Although widely used in cancer therapy, the effectiveness of radiation is limited by certain factors such as tumor hypoxia.

Hypoxic cancerous tumors are known to be 2-3 times less sensitive to radiation than oxygenated tumors. This discovery has accelerated research in the discovery of agents that can safely deliver oxygen to hypoxic cancer tissue to re-oxygenate and make radiation effective.

Patients diagnosed with large hypoxic tumors often have only several months to live. Hypoxia in GB is to blame for poor treatment responses to the standard of care radiotherapy/chemotherapy that rely on oxygen to be effective. Hypoxia also promotes tumor invasion and spreading. Pre-clinical studies in animal models of human GB have demonstrated that a single dose of OMX-4.80 overcomes hypoxia and improves tumor-killing and survival compared to radiotherapy treatment alone. This data has encouraged the addition of new therapeutic options such as OMX-4.80 that address tumor hypoxia to the current standard of care in combating this deadly cancer. In addition to glioblastoma, OMX-4.80 may also benefit other cancers such as head-and-neck, pancreatic, lung, and prostate cancers where hypoxia predicts poor outcomes.
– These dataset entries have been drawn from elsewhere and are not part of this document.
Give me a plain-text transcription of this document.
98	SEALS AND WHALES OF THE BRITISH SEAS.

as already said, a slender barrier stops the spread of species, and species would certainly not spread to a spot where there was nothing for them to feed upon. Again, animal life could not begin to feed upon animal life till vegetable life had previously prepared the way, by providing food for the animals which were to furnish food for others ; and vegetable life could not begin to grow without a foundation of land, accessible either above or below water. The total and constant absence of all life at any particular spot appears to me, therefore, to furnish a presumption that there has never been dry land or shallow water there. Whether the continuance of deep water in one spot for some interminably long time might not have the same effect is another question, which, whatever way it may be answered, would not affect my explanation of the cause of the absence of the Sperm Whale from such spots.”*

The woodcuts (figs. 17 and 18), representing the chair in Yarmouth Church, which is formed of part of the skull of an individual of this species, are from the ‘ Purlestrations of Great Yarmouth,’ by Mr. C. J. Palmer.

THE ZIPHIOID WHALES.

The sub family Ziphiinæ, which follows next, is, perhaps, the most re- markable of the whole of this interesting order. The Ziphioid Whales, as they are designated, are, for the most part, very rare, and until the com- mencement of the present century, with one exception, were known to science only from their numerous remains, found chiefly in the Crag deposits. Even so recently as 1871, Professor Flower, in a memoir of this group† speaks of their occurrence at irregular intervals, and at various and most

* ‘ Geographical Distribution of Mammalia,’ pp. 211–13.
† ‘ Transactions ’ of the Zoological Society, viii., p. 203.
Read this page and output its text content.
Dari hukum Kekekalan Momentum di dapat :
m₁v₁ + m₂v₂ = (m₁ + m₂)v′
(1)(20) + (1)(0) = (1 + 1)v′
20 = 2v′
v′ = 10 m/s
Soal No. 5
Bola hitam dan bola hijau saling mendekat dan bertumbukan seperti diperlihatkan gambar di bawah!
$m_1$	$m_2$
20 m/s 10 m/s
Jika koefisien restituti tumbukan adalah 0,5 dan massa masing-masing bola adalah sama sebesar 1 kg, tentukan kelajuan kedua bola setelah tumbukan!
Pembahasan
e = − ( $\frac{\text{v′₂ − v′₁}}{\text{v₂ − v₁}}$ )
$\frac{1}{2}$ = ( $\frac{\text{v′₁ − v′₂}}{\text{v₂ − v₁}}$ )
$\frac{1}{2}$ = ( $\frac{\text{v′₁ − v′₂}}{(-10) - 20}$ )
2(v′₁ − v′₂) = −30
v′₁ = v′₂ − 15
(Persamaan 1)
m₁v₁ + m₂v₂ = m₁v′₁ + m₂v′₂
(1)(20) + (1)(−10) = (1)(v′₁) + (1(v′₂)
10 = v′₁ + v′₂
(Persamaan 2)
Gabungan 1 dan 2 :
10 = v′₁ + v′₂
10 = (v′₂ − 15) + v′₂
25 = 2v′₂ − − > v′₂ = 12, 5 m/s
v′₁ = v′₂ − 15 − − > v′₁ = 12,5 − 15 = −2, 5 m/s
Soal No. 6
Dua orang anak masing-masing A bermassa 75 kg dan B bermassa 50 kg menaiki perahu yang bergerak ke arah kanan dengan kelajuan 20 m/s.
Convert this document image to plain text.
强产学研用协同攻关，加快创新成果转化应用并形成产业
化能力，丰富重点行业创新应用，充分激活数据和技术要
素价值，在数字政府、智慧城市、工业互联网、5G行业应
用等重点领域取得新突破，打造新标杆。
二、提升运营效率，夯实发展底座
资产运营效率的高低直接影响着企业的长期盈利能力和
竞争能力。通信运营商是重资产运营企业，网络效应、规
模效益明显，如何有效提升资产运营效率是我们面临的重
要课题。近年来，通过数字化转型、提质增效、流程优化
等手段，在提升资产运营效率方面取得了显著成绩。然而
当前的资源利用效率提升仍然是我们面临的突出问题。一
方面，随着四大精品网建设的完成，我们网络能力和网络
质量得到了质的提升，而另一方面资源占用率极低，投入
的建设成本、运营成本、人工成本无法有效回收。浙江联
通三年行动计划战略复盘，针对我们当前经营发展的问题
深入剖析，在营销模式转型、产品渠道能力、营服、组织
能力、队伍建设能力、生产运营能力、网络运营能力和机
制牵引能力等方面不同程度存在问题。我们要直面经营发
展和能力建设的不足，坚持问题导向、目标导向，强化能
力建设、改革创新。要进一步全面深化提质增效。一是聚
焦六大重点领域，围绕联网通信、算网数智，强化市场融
The H-NOX platform has competitive advantage over other proteins that have been developed as therapeutics for oxygen delivery. These include hemoglobin-based oxygen carriers that are highly effective at delivering oxygen to tissue. However, they were found to have a major disadvantage due to their ability to scavenge nitric oxide causing hypoxic vasodilation, hypertension and organ toxicity. Oxygen-binding proteins in the H-NOX platform have a competitive advantage over hemoglobin-based oxygen carriers as they are usually non-reactive to nitric oxide and are non-toxic even at supra-therapeutic doses. In addition, the H-NOX proteins have been engineered to finely tune their size, ability to bind and release their gas payload and other characteristics for optimal therapeutic activity. This versatility allows the targeting and release of carrier gas such as oxygen directly into the hypoxic tissue instead of premature release in the blood stream post-intravenous delivery. CEO and co-founder Dr. Stephen Cary said that “Hypoxia has long been known to be a major limiting factor in radiotherapy, and many approaches to oxygenate tumors have been tried. We are excited about our tuned oxygen carriers, and the preclinical data are promising, but we know there is still a long way to go in patients before we have a therapy.”

Omniox was spun out of the University of California Berkeley and was formerly housed in QB3 Garage on the Mission Bay campus of the University of California, San Francisco. It was the only company to receive the NCI Small Business Innovation Research (SBIR) 2012 bridge award. The company has raised slightly more than $3 million in angel money and is in the midst of a new round.

The money will be used for proof of concept experiments and comparative oncology clinical trials in veterinary patients. The company is poised to file an IND application in the next 12-24 months. The H-NOX platform is protected by patents in both the U.S. and Europe. In the future, Omniox intends to develop its H-NOX platform for other hypoxic indications beyond cancer that could include cardiovascular and neurodegenerative diseases.